Enabling safer, ultralong lifespan all-solid-state Li-organic batteries

Abstract

Organic cathode materials have attracted widespread attention due to their diverse structures, abundant raw materials, low cost, and eco-friendliness. However, their practical applications are restricted because of the poor cycling stability and lifespan owing to the dissolution and shuttle effect of the organic cathode in the liquid electrolyte. In this work, a novel all-solid-state Li-organic battery with ultralong lifespan is developed by using perylene-3,4,9,10-tetracarboxylic dianhydride (PTCDA) as the organic cathode, composite solid polymer electrolyte (hybrid polymer-LiTFSI-LLZTO, HLL) as the electrolyte, and Li metal as the anode.

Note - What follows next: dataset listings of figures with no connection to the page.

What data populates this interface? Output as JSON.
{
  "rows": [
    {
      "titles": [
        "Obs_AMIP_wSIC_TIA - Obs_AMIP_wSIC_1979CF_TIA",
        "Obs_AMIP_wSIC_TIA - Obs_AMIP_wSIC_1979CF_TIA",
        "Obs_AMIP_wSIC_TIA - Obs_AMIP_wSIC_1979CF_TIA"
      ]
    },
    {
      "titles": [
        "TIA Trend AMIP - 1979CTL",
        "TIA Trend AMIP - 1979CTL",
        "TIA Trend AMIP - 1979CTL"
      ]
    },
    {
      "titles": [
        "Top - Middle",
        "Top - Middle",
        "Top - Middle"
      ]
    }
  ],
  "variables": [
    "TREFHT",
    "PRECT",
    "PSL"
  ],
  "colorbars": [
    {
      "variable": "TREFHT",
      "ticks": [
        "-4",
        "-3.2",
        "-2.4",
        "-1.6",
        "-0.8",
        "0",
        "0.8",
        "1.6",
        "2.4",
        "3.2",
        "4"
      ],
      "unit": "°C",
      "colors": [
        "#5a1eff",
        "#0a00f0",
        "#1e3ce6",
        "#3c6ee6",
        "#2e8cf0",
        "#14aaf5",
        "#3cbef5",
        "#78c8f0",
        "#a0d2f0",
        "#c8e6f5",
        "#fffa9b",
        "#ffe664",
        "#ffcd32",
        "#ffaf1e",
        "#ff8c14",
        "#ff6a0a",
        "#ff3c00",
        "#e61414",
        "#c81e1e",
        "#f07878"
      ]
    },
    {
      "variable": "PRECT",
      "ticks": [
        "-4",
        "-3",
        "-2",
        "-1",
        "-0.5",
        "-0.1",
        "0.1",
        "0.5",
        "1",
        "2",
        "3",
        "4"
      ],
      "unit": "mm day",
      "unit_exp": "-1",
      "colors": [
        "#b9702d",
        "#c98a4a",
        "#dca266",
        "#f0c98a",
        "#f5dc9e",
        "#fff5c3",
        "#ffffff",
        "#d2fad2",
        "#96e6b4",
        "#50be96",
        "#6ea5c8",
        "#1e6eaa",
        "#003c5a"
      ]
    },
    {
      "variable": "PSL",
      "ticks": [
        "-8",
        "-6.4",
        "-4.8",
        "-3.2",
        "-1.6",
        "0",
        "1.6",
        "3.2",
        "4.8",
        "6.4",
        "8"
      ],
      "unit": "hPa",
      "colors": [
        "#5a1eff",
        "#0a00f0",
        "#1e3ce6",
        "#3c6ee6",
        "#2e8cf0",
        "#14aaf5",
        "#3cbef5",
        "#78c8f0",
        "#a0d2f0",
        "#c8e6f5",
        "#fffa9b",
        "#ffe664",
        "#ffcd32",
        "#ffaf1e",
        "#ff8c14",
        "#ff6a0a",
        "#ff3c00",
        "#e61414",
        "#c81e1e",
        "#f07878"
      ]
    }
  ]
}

The as-prepared HLL electrolyte exhibits high ionic conductivity (1.46 × 10-4 S cm−1 at 30 °C), superior thermal stability (~202 °C), outstanding electrode/electrolyte interfacial compatibility, and significant suppression to the dissolution/shuttle of PTCDA and the growth of Li dendrite. Ascribing to these advantages, the solid-state PTCDA|HLL|Li battery delivers a reversible capacity of 60 mAh g−1 after 1000 cycles at a high current density of 500 mA g−1, corresponding to an outstanding capacity retention of 91%. Moreover, the solid-state PTCDA|Li battery presents an elevated thermal stable window (178 °C) and less heat release (430 J g−1) compared with the analogous battery using liquid electrolyte (151 °C and 486 J g−1). Furthermore, the solid-state battery exhibits desirable flexibility and satisfactory safety under various abuse conditions (bending, cutting, and punching), demonstrating its outstanding safety in practical environments. This work offers a new pathway toward safer, longer lifespan solid-state Li-organic batteries.